Friday, August 24, 2007

Natalie and Willy

There's been much talk around the Dixon abode lately of adding a dog to the mix. Not sure, think Natalie would enjoy one?

Natalie and Willy Woo

Likely we'll get a Shih Tzu, Dean grew up with them and loves them. And since he puts up with the lovely felineness of Ezzy, I guess it's only fair that he select the next pet. My only question is, how do you have a dog w/out a backyard fence? We don't have one, which has been a bit strange for me with this house, as everyone in CA has fences. It seems so public in your backyard to not have one.
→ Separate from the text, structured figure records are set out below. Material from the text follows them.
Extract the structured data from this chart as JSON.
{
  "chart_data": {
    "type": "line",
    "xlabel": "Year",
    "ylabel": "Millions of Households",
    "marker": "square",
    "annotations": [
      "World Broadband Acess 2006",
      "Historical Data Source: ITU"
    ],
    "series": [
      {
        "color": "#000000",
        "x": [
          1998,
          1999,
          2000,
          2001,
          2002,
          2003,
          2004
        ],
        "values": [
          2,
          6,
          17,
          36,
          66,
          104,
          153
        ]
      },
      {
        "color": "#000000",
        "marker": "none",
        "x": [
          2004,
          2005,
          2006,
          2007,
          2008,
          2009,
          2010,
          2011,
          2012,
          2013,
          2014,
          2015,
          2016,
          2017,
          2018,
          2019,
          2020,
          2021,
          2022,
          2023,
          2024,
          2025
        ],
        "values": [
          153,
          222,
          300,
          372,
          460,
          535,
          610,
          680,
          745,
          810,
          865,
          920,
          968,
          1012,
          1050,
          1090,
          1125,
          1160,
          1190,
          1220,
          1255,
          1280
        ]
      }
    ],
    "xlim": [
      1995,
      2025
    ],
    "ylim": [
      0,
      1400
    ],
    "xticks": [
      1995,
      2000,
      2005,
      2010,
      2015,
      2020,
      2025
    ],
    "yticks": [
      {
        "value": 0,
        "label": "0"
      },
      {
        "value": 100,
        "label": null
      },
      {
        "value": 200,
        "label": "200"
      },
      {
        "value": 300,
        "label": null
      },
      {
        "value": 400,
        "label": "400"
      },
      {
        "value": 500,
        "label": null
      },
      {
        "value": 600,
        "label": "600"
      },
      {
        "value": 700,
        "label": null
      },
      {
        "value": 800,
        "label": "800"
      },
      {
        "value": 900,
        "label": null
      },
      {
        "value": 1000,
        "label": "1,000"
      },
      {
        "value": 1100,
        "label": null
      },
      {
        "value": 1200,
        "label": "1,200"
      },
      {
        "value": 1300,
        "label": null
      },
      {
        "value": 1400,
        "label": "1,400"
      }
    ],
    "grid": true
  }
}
But since it's summer and ridiculously hot, if I'm outside, I'm on the lanai in the safety of the cool pool and giant screened cage to keep the bugs out. So it hasn't really been an issue. But I can't imagine having a dog without a fence, you know? Not if we want to stay friends with our neighbors anyway. So I think we'll have another project to add to the house list soon. Now tell me, do you ever, as a homeowner go a good long stretch without having to spend money on the house?

Tuesday, August 21, 2007

Beware, Florida Living

Think you had a crazy morning?

I got up early with Natalie this morning, enjoyed some playtime and then settled her down to some Raisin Bran and Sesame Street so I could take a shower. I head into our guest bathroom for a quick break before showering and am "greeted" by something I never thought I'd see. As I open the toilet seat, something moves. Let me say that again... SOMETHING IS MOVING IN MY TOILET!!
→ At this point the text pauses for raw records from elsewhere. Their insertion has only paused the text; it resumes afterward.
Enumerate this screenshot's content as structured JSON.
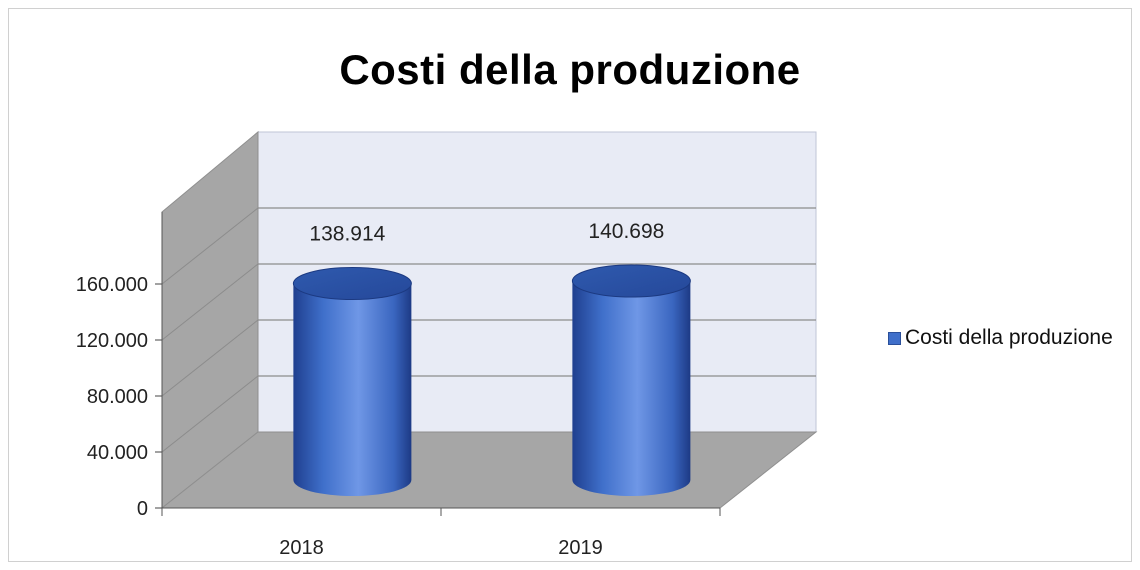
{
  "chart_data": {
    "type": "bar",
    "style": "3d-cylinder",
    "title": "Costi della produzione",
    "categories": [
      "2018",
      "2019"
    ],
    "series": [
      {
        "name": "Costi della produzione",
        "values": [
          138914,
          140698
        ],
        "data_labels": [
          "138.914",
          "140.698"
        ]
      }
    ],
    "yticks": [
      "0",
      "40.000",
      "80.000",
      "120.000",
      "160.000"
    ],
    "ylim": [
      0,
      160000
    ],
    "grid": true,
    "legend": "right",
    "colors": {
      "bar": "#3f6fca",
      "bar_dark": "#1f3f8f",
      "bar_light": "#7aa0ea",
      "back_wall": "#e8ebf5",
      "side_wall": "#a6a6a6",
      "floor": "#a6a6a6"
    }
  }
}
I proceed to scream and generally freak out and am immobilized by shock as I see two eyes looking back at me, in my toilet. As the shock fades, I realize it's a goddamn FROG in my toilet. Not a tiny frog either, but a healthy-size one (for the toilet anyway) at 2-3 inches in diameter. And while I am standing there, I'm sure my mouth gaping, the frog is freaking out as well. Those eyes are wide and he (she?) is kicking and splashing spasmodically and I realize in horror that he might jump out. At which point I slam the seat down.

What to do now?

I open it again to make sure I'm not crazy and he's still looking at me!! Arrgh! So I run to grab Dean. Clearly, this is a man's job. He's still in bed and I tell him he has to come see something, right now. He gets a slightly worried look and is asking me what it is and I just say "no, you have to see this" and lead him into the bathroom. I tell him to open the toilet seat. He gives me that look that says "uh-oh", opens the lid and sees... nothing. The frog is gone. My lovely husband then asks me if I'm sure I saw a frog. I think my look answered that question.

Then, he starts looking around the bathroom, asking if it got out. I panic for a second and then realize no, while he appeared basketball size in my horror, I know he was too small to force open the lid. So I tell Dean to look in the basin. Still nothing. So, Dean flushes the toilet, nothing happens and that is it. I'm feeling slightly remorseful at this point, wondering if the flush killed the frog, but really, I'm more afraid he's still in the piping waiting to make another appearance.

Of course, this brings up memories of my childhood when I heard about a lady in Texas who got bitten while peeing when a snake came up the toilet. I had serious fears about this for months after... always checking for snakes in our toilet in California. Nice to have finally gotten over that only to be re-traumatized through finding a frog in my own toilet.

So let's just say, the lids on the toilets will remain closed in the house moving forward. I will likely not use the guest bathroom for awhile. I even had to flush first when using the other bathroom because in my freaked out state, I wondered if the pipes were connected. Oh, and all this is happening as we are on the brink of potty training Natalie. Nice.

So, when you come to visit, look before you pee and if you leave the seat up, I'm going to kick you out of my house.